Control Totals
A few years ago while working for a 3PL - I sat in a regular touch base with a client. I heard their frustration on a kitting project. One each of three different SKU's were being placed into a carton, the box sealed, and labeled as a new SKU. The customer voiced frustration that the finished SKU had variances - some with two items, some with multiple of the same item.
I drove to the facility to review the process. Cartons of the component SKU's were spread across the receiving dock (the area they were using for the project). After identifying an isolated space - we reset the process. And in doing so I introduced them to control totals.
Control totals aren’t exciting. They don’t get credit when a project goes well. But in kitting and assembly projects, they’re the difference between confidence and chaos.
A control total is simple:
If you need 100 units of the finished product - and if that finished product contains one each of three different SKU's - you pull 100 of SKU 1, 100 of SKU 2, 100 of SKU 3, 100 cartons that will be used for the finished SKU, and 100 labels. You do not overflow the kitting area with anything more than what you are using. As you complete your project - if there's a variance in either finished product or the components - there's a problem.

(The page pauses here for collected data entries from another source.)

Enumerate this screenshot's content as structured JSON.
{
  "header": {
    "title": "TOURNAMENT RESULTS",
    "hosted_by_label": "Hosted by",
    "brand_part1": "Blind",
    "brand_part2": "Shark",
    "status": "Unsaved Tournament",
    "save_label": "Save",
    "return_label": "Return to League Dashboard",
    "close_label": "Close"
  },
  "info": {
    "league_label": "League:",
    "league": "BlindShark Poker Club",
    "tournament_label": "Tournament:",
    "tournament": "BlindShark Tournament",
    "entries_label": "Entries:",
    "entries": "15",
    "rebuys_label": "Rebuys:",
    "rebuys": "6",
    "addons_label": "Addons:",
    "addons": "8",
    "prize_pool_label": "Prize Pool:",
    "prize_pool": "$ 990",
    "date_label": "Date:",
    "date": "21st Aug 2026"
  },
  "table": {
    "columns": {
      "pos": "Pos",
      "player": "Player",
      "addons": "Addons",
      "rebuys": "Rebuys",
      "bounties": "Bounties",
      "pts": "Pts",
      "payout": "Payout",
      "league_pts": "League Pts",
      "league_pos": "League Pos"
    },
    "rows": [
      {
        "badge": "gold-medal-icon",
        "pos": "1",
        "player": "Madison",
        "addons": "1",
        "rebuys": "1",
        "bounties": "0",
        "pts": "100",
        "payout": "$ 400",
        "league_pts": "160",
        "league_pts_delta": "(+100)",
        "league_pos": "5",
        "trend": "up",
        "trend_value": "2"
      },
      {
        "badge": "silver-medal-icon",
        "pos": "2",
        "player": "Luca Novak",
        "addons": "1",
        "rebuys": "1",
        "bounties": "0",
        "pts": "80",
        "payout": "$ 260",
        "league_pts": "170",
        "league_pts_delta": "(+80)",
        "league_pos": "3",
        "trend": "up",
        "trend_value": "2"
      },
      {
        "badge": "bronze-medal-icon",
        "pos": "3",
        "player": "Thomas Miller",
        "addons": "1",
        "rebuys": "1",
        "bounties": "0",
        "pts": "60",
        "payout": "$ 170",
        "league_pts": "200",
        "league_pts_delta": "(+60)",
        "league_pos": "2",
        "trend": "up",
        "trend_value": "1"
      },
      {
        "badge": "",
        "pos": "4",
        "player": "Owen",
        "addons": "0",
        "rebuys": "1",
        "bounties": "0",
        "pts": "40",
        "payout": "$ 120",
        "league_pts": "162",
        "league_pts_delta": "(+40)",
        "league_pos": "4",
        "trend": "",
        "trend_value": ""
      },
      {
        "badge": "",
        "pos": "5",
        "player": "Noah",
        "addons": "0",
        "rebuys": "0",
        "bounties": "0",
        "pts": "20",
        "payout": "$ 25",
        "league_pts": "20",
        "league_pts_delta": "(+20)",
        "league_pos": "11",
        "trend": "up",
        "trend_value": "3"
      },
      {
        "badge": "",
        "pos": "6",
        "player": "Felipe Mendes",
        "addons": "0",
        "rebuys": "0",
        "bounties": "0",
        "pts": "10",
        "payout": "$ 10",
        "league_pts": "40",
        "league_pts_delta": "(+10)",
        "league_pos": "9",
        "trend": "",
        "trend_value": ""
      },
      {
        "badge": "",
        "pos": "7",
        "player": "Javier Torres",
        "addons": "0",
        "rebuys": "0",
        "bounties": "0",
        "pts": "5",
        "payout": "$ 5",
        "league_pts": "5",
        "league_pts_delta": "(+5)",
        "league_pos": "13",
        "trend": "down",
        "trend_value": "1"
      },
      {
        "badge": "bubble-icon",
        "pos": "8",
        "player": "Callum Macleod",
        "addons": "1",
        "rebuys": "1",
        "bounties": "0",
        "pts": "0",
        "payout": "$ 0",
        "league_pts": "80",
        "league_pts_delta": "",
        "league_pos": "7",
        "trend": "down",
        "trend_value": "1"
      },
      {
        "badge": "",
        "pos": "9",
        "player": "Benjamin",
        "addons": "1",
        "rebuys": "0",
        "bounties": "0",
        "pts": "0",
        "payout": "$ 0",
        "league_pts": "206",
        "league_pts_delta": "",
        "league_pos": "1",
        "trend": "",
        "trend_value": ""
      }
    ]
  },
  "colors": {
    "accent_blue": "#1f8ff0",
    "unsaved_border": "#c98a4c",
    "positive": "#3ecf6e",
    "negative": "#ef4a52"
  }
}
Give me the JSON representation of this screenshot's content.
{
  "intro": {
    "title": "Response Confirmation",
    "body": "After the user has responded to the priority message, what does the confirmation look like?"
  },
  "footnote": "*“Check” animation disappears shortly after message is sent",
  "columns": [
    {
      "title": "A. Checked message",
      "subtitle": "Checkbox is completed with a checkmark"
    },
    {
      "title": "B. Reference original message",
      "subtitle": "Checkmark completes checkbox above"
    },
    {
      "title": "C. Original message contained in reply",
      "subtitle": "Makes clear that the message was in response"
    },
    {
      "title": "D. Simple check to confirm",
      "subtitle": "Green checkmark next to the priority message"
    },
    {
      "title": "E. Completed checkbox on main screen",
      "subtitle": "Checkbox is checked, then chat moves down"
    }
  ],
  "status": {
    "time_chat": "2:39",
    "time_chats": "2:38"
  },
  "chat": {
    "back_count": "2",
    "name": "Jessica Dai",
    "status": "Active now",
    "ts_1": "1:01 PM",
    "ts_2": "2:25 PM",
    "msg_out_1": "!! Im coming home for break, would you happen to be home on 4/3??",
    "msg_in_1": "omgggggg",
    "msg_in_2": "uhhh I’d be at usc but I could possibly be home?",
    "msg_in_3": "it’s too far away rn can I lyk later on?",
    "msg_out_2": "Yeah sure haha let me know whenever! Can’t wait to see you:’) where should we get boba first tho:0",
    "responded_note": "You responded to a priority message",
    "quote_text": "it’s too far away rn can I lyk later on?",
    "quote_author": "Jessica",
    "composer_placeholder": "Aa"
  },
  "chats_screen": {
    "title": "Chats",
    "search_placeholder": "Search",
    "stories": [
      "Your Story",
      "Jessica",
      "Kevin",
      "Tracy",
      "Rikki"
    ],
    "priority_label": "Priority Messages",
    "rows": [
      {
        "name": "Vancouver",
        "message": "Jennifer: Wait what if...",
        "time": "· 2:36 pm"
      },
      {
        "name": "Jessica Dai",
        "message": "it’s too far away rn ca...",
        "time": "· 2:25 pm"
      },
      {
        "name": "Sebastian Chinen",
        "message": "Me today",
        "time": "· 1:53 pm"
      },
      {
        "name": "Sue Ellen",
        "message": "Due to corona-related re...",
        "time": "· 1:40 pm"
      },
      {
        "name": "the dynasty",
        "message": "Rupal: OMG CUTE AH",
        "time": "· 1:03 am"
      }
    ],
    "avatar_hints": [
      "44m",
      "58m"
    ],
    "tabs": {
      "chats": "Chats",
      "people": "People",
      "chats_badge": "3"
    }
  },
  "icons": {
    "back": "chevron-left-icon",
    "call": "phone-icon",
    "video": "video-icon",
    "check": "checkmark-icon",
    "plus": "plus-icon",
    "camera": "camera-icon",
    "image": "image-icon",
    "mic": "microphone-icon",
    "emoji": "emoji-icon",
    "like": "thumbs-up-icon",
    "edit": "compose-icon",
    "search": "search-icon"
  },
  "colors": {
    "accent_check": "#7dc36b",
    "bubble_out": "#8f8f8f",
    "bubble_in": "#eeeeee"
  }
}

When control totals are missing, teams end up chasing shortages they cannot explain, rebuilding kits they already built, or arguing whose numbers are right.
With control totals in place, you gain immediate visibility into loss, scrap, or mis-picks. There is clear accountability across shifts, lines, or vendors. Root cause analysis is fast.
Control totals force discipline at every handoff:
Receiving → staging → assembly → finished goods.
And they matter even more when volumes are high, timelines are tight, or labor is temporary. Kitting feels simple. Until it isn’t.
If you’ve ever finished an assembly run and thought, “We’re short … but no one knows why,” you already know how valuable this boring little control really is.